Мясник кашлянул в кулак и сразу отступил отгонять невидимых мух.
– Ну, это уж не моего ума дело.
Лис улыбнулся со всей очаровательной хищностью, на которую был способен, и промурлыкал:
– А между прочим, я ни разу не ел таких дивных колбас, как Ваши… То, что продают в Дорелии, больше похоже на перекрученную бумагу. А в Кезорре мясники всегда обманывают при расчёте – знали бы Вы, какие плуты!
Мясник мило, по-детски покраснел.
– Да что Вы, не стоит того моё ремесло, господин…
– Конечно же, стоит! – торжественно провозгласил Лис. – И моему другу колбасы тоже пришлись по душе, а он весьма разборчив в еде.
Догадавшись, что другом Лис назвал не его, а дракончика, Шун-Ди не удержался и фыркнул. Мясник тем временем бесповоротно растаял.
– Ну, спасибо, уважили… Так и быть, скажу. Много кто говорит, что молодой лорд Риарт якшался с коронниками, но вы в эту чушь не верьте. Он был честный парень – это сразу видно, – а коронники… Просто банда разбойников, да простят их боги!
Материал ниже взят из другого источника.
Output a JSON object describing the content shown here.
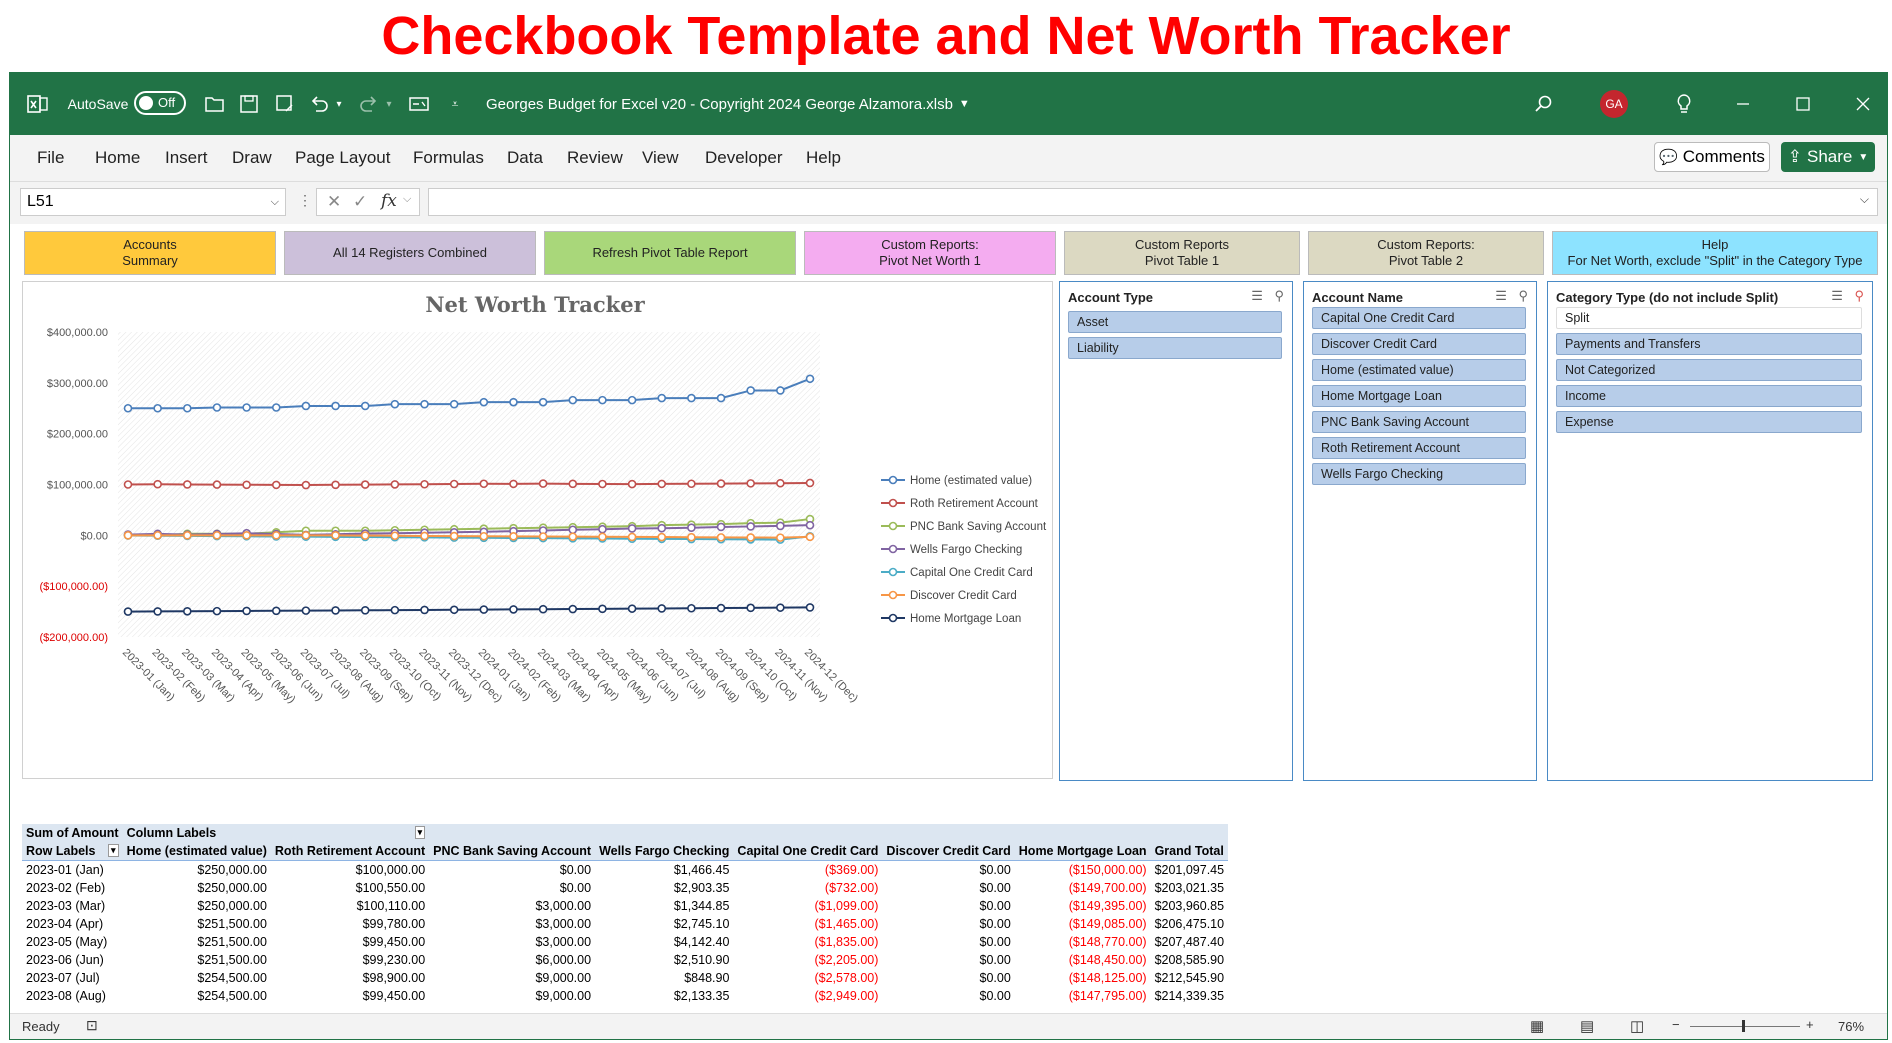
{
  "banner_title": "Checkbook Template and Net Worth Tracker",
  "window": {
    "autosave_label": "AutoSave",
    "autosave_state": "Off",
    "file_title": "Georges Budget for Excel v20 - Copyright 2024 George Alzamora.xlsb",
    "user_initials": "GA",
    "accent": "#217346"
  },
  "ribbon": {
    "tabs": [
      "File",
      "Home",
      "Insert",
      "Draw",
      "Page Layout",
      "Formulas",
      "Data",
      "Review",
      "View",
      "Developer",
      "Help"
    ],
    "comments_label": "Comments",
    "share_label": "Share"
  },
  "formula_bar": {
    "name_box": "L51",
    "fx_label": "fx",
    "formula": ""
  },
  "macro_buttons": [
    {
      "label": "Accounts\nSummary",
      "color": "#ffc93c"
    },
    {
      "label": "All 14 Registers Combined",
      "color": "#ccc0da"
    },
    {
      "label": "Refresh Pivot Table Report",
      "color": "#a9d77a"
    },
    {
      "label": "Custom Reports:\nPivot Net Worth 1",
      "color": "#f4acf0"
    },
    {
      "label": "Custom Reports\nPivot Table 1",
      "color": "#dcd9c2"
    },
    {
      "label": "Custom Reports:\nPivot Table 2",
      "color": "#dcd9c2"
    },
    {
      "label": "Help\nFor Net Worth, exclude \"Split\" in the Category Type",
      "color": "#8de3ff"
    }
  ],
  "chart_data": {
    "type": "line",
    "title": "Net Worth Tracker",
    "categories": [
      "2023-01 (Jan)",
      "2023-02 (Feb)",
      "2023-03 (Mar)",
      "2023-04 (Apr)",
      "2023-05 (May)",
      "2023-06 (Jun)",
      "2023-07 (Jul)",
      "2023-08 (Aug)",
      "2023-09 (Sep)",
      "2023-10 (Oct)",
      "2023-11 (Nov)",
      "2023-12 (Dec)",
      "2024-01 (Jan)",
      "2024-02 (Feb)",
      "2024-03 (Mar)",
      "2024-04 (Apr)",
      "2024-05 (May)",
      "2024-06 (Jun)",
      "2024-07 (Jul)",
      "2024-08 (Aug)",
      "2024-09 (Sep)",
      "2024-10 (Oct)",
      "2024-11 (Nov)",
      "2024-12 (Dec)"
    ],
    "y_ticks": [
      "$400,000.00",
      "$300,000.00",
      "$200,000.00",
      "$100,000.00",
      "$0.00",
      "($100,000.00)",
      "($200,000.00)"
    ],
    "ylim": [
      -200000,
      400000
    ],
    "legend_position": "right",
    "series": [
      {
        "name": "Home (estimated value)",
        "color": "#4a7ebb",
        "values": [
          250000,
          250000,
          250000,
          251500,
          251500,
          251500,
          254500,
          254500,
          254500,
          258000,
          258000,
          258000,
          262000,
          262000,
          262000,
          266000,
          266000,
          266000,
          270000,
          270000,
          270000,
          285000,
          285000,
          308000
        ]
      },
      {
        "name": "Roth Retirement Account",
        "color": "#c0504d",
        "values": [
          100000,
          100550,
          100110,
          99780,
          99450,
          99230,
          98900,
          99450,
          99800,
          100200,
          100500,
          101000,
          101500,
          101200,
          101800,
          101300,
          101000,
          100800,
          101200,
          101500,
          101800,
          102200,
          102500,
          103000
        ]
      },
      {
        "name": "PNC Bank Saving Account",
        "color": "#9bbb59",
        "values": [
          0,
          0,
          3000,
          3000,
          3000,
          6000,
          9000,
          9000,
          9000,
          10000,
          11000,
          12000,
          13000,
          14000,
          15000,
          16000,
          17000,
          18000,
          20000,
          21000,
          22000,
          24000,
          25000,
          32000
        ]
      },
      {
        "name": "Wells Fargo Checking",
        "color": "#8064a2",
        "values": [
          1466.45,
          2903.35,
          1344.85,
          2745.1,
          4142.4,
          2510.9,
          848.9,
          2133.35,
          3500,
          4000,
          5200,
          6000,
          7000,
          8200,
          9500,
          11000,
          12000,
          13500,
          14000,
          15000,
          16500,
          17500,
          18500,
          20000
        ]
      },
      {
        "name": "Capital One Credit Card",
        "color": "#4bacc6",
        "values": [
          -369,
          -732,
          -1099,
          -1465,
          -1835,
          -2205,
          -2578,
          -2949,
          -3300,
          -3700,
          -4000,
          -4400,
          -4800,
          -5200,
          -5500,
          -5900,
          -6200,
          -6600,
          -7000,
          -7300,
          -7700,
          -8000,
          -8400,
          -2000
        ]
      },
      {
        "name": "Discover Credit Card",
        "color": "#f79646",
        "values": [
          0,
          0,
          0,
          0,
          0,
          0,
          0,
          0,
          -500,
          -800,
          -1200,
          -1500,
          -1800,
          -2000,
          -2300,
          -2600,
          -2900,
          -3100,
          -3400,
          -3700,
          -4000,
          -4200,
          -4500,
          -3000
        ]
      },
      {
        "name": "Home Mortgage Loan",
        "color": "#1f3864",
        "values": [
          -150000,
          -149700,
          -149395,
          -149085,
          -148770,
          -148450,
          -148125,
          -147795,
          -147460,
          -147120,
          -146775,
          -146425,
          -146070,
          -145710,
          -145345,
          -144975,
          -144600,
          -144220,
          -143835,
          -143445,
          -143050,
          -142650,
          -142245,
          -141835
        ]
      }
    ]
  },
  "slicers": {
    "account_type": {
      "title": "Account Type",
      "items": [
        "Asset",
        "Liability"
      ]
    },
    "account_name": {
      "title": "Account Name",
      "items": [
        "Capital One Credit Card",
        "Discover Credit Card",
        "Home (estimated value)",
        "Home Mortgage Loan",
        "PNC Bank Saving Account",
        "Roth Retirement Account",
        "Wells Fargo Checking"
      ]
    },
    "category_type": {
      "title": "Category Type (do not include Split)",
      "items": [
        "Split",
        "Payments and Transfers",
        "Not Categorized",
        "Income",
        "Expense"
      ],
      "unselected": [
        0
      ]
    }
  },
  "pivot": {
    "corner": "Sum of Amount",
    "column_labels": "Column Labels",
    "row_labels": "Row Labels",
    "columns": [
      "Home (estimated value)",
      "Roth Retirement Account",
      "PNC Bank Saving Account",
      "Wells Fargo Checking",
      "Capital One Credit Card",
      "Discover Credit Card",
      "Home Mortgage Loan",
      "Grand Total"
    ],
    "rows": [
      [
        "2023-01 (Jan)",
        "$250,000.00",
        "$100,000.00",
        "$0.00",
        "$1,466.45",
        "($369.00)",
        "$0.00",
        "($150,000.00)",
        "$201,097.45"
      ],
      [
        "2023-02 (Feb)",
        "$250,000.00",
        "$100,550.00",
        "$0.00",
        "$2,903.35",
        "($732.00)",
        "$0.00",
        "($149,700.00)",
        "$203,021.35"
      ],
      [
        "2023-03 (Mar)",
        "$250,000.00",
        "$100,110.00",
        "$3,000.00",
        "$1,344.85",
        "($1,099.00)",
        "$0.00",
        "($149,395.00)",
        "$203,960.85"
      ],
      [
        "2023-04 (Apr)",
        "$251,500.00",
        "$99,780.00",
        "$3,000.00",
        "$2,745.10",
        "($1,465.00)",
        "$0.00",
        "($149,085.00)",
        "$206,475.10"
      ],
      [
        "2023-05 (May)",
        "$251,500.00",
        "$99,450.00",
        "$3,000.00",
        "$4,142.40",
        "($1,835.00)",
        "$0.00",
        "($148,770.00)",
        "$207,487.40"
      ],
      [
        "2023-06 (Jun)",
        "$251,500.00",
        "$99,230.00",
        "$6,000.00",
        "$2,510.90",
        "($2,205.00)",
        "$0.00",
        "($148,450.00)",
        "$208,585.90"
      ],
      [
        "2023-07 (Jul)",
        "$254,500.00",
        "$98,900.00",
        "$9,000.00",
        "$848.90",
        "($2,578.00)",
        "$0.00",
        "($148,125.00)",
        "$212,545.90"
      ],
      [
        "2023-08 (Aug)",
        "$254,500.00",
        "$99,450.00",
        "$9,000.00",
        "$2,133.35",
        "($2,949.00)",
        "$0.00",
        "($147,795.00)",
        "$214,339.35"
      ]
    ]
  },
  "status": {
    "ready": "Ready",
    "zoom": "76%"
  }
}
Возились тут в округе последние года полтора, подбивали народ на бунты да непокорность. Да ничего, наместник Велдакир отыщет на них управу. Если уже не отыскал, хе-хе!
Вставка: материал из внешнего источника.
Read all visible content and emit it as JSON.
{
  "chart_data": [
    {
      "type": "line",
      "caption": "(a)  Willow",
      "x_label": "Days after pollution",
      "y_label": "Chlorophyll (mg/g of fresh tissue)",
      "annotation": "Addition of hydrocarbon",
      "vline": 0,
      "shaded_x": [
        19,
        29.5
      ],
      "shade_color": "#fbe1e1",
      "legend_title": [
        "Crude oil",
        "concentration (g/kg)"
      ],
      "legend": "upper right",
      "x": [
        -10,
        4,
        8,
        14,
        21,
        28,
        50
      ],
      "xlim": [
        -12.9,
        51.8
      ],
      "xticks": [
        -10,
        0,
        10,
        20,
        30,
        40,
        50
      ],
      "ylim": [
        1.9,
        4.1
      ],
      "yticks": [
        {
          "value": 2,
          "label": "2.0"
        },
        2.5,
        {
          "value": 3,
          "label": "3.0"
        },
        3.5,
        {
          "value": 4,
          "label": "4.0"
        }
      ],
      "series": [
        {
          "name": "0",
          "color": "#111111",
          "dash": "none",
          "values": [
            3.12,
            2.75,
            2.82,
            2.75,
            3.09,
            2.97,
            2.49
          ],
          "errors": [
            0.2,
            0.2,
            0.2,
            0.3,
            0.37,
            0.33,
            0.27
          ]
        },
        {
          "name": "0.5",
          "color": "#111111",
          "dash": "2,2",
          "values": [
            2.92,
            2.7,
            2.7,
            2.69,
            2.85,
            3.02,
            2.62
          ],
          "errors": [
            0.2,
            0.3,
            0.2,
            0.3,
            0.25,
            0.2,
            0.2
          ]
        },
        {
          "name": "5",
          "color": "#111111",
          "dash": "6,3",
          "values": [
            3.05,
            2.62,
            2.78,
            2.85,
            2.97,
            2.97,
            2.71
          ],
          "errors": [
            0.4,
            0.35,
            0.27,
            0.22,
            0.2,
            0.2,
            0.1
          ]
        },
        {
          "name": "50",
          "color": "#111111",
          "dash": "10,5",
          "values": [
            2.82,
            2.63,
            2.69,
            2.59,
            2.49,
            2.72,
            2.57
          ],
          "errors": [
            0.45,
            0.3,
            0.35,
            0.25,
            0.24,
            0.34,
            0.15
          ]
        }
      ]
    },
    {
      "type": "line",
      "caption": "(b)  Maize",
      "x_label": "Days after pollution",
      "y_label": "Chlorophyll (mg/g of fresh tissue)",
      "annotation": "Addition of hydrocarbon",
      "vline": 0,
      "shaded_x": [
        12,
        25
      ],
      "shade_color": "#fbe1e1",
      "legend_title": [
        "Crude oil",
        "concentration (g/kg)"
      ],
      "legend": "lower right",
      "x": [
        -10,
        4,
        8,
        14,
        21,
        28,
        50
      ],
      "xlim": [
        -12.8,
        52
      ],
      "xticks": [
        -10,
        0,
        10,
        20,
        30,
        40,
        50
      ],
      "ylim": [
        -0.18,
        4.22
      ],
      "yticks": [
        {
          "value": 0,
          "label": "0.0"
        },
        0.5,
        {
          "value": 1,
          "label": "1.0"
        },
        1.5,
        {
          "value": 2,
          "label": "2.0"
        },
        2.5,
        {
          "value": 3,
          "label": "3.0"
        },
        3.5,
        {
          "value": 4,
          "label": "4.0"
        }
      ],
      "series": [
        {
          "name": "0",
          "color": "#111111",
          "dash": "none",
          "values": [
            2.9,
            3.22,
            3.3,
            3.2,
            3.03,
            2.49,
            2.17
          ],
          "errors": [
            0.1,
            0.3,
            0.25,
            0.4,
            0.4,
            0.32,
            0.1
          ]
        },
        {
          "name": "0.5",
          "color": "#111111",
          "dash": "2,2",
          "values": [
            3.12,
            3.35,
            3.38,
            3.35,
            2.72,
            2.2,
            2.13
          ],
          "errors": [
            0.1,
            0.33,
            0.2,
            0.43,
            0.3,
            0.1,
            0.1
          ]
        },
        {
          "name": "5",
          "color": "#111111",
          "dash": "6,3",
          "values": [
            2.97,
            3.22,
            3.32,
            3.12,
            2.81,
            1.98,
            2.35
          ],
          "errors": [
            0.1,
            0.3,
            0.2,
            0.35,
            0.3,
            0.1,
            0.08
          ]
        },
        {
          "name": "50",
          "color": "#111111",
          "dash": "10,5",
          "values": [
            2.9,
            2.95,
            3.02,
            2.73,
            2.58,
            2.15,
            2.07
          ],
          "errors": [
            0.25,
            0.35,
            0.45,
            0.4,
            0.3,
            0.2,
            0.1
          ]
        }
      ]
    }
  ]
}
Лис и Шун-Ди переглянулись.
– Коронники? А почему такое странное название? – невинно спросил Лис.
Мясник брезгливо поморщился, достал из-под прилавка свиную голову и с громким стуком водрузил её на колодку для разделки.
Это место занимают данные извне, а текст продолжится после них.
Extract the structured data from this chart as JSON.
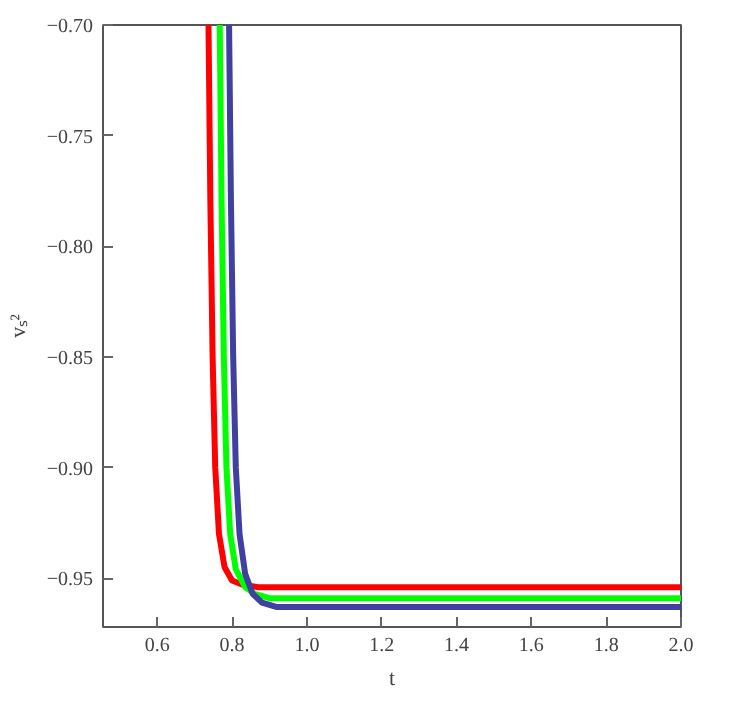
{
  "chart_data": {
    "type": "line",
    "xlabel": "t",
    "ylabel": "vₛ²",
    "xlim": [
      0.455,
      2.0
    ],
    "ylim": [
      -0.972,
      -0.7
    ],
    "xticks": [
      {
        "value": 0.6,
        "label": "0.6"
      },
      {
        "value": 0.8,
        "label": "0.8"
      },
      {
        "value": 1.0,
        "label": "1.0"
      },
      {
        "value": 1.2,
        "label": "1.2"
      },
      {
        "value": 1.4,
        "label": "1.4"
      },
      {
        "value": 1.6,
        "label": "1.6"
      },
      {
        "value": 1.8,
        "label": "1.8"
      },
      {
        "value": 2.0,
        "label": "2.0"
      }
    ],
    "yticks": [
      {
        "value": -0.7,
        "label": "−0.70"
      },
      {
        "value": -0.75,
        "label": "−0.75"
      },
      {
        "value": -0.8,
        "label": "−0.80"
      },
      {
        "value": -0.85,
        "label": "−0.85"
      },
      {
        "value": -0.9,
        "label": "−0.90"
      },
      {
        "value": -0.95,
        "label": "−0.95"
      }
    ],
    "grid": false,
    "marker": "none",
    "line_style": "solid",
    "series": [
      {
        "color": "#ff0000",
        "x": [
          0.737,
          0.742,
          0.748,
          0.755,
          0.765,
          0.78,
          0.8,
          0.83,
          0.87,
          2.0
        ],
        "values": [
          -0.7,
          -0.78,
          -0.85,
          -0.9,
          -0.93,
          -0.945,
          -0.951,
          -0.953,
          -0.954,
          -0.954
        ]
      },
      {
        "color": "#00ff00",
        "x": [
          0.767,
          0.772,
          0.778,
          0.785,
          0.795,
          0.81,
          0.835,
          0.86,
          0.9,
          2.0
        ],
        "values": [
          -0.7,
          -0.78,
          -0.85,
          -0.9,
          -0.93,
          -0.946,
          -0.954,
          -0.957,
          -0.959,
          -0.959
        ]
      },
      {
        "color": "#4040a0",
        "x": [
          0.792,
          0.797,
          0.803,
          0.81,
          0.82,
          0.835,
          0.855,
          0.88,
          0.92,
          2.0
        ],
        "values": [
          -0.7,
          -0.78,
          -0.85,
          -0.9,
          -0.93,
          -0.948,
          -0.957,
          -0.961,
          -0.963,
          -0.963
        ]
      }
    ]
  }
}
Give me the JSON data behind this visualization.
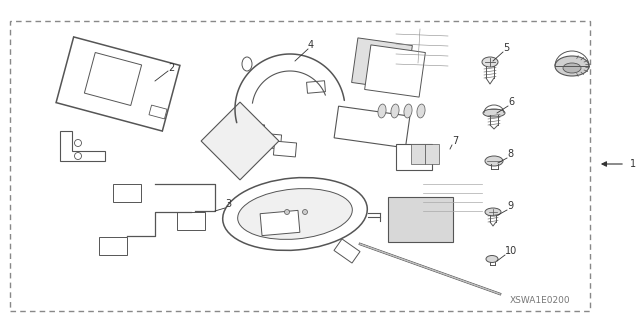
{
  "bg_color": "#ffffff",
  "border_color": "#888888",
  "fig_width": 6.4,
  "fig_height": 3.19,
  "dpi": 100,
  "diagram_code": "XSWA1E0200",
  "line_color": "#555555",
  "gray_fill": "#cccccc",
  "light_gray": "#e8e8e8"
}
– Да тем, кто грамотный, они всё письма рассылали – на синей бумаге, а в углу герб с золотой короной. Говорю же: тронутые, да помилует их Дарекра в чертогах смерти!
Синяя бумага и золотая корона. Шун-Ди знал, что прежние знамёна Ти’арга – времён до Великой войны – были синими, с золотой окантовкой.
Эти цвета и корона означали свободу.
Шун-Ди видел, как алчно дрогнули ноздри Лиса – вовсе не от смеси мясных запахов. И понял, что этой ночью Двуликий напишет ещё одну песню.
***
Гостиница, где они остановились (в Веентоне, с его невеликим выбором, их было всего две – причём одинаковой степени убогости: Шун-Ди не сомневался, что его приятели-купцы побрезговали бы даже порог переступить), носила гордое имя «Ворота героев». Непомерно гордое для потемневшего от копоти, выкрашенного ядовито-зелёной краской здания на хлипком каменном фундаменте. Как пояснил Шун-Ди и Лису словоохотливый хозяин, его отец, прошлый владелец, переименовал гостиницу после взятия Академии альсунгцами. Его друг и названый брат, мечник, погиб в пехоте Ти’арга, защищая знаменитые Ворота Астрономов. И с тех пор на грубо сколоченной табличке над входом красовался не полунепристойный рисунок с лягушками, как раньше, а изображение ворот в окружении звёзд.
Шун-Ди тянуло полюбопытствовать, кого отец хозяина считал «героями»? Вряд ли победивших воинов королевы Хелт. А если так, при внимании властей у него могли бы начаться большие неприятности…
Но, видимо, наместнику и королю было мало дела до захудалой гостиницы в приграничном городишке на северо-западе. И Шун-Ди решил не задавать лишних вопросов: в Минши детей с младенчества учат уважать чужие тайны. Ведь Прародитель дал каждому и жизнь, и право ею распоряжаться; сталкиваясь по торговым делам с ти’аргцами, дорелийцами и (особенно) кезоррианцами, Шун-Ди с каждым разом понимал их всё меньше. Для них лезть в чужие дела было совершенно естественно – и их не смущало, что Шун-Ди теряется от вопросов по поводу годовых доходов, мнения о Великой войне или вере в Прародителя. Отвратительное чувство – будто посторонние копаются пальцами в его миске с рисом.
А ти’аргцев, тем не менее, всё ещё считают народом учёных и мудрецов… Даже сейчас, когда на них так ощутимо влияют прямолинейные нравы альсунгцев – от суеверий и отвращения к магии до страсти к морю и презрительного отношения к женщинам. Удивительно, как долго не отмирает привычка.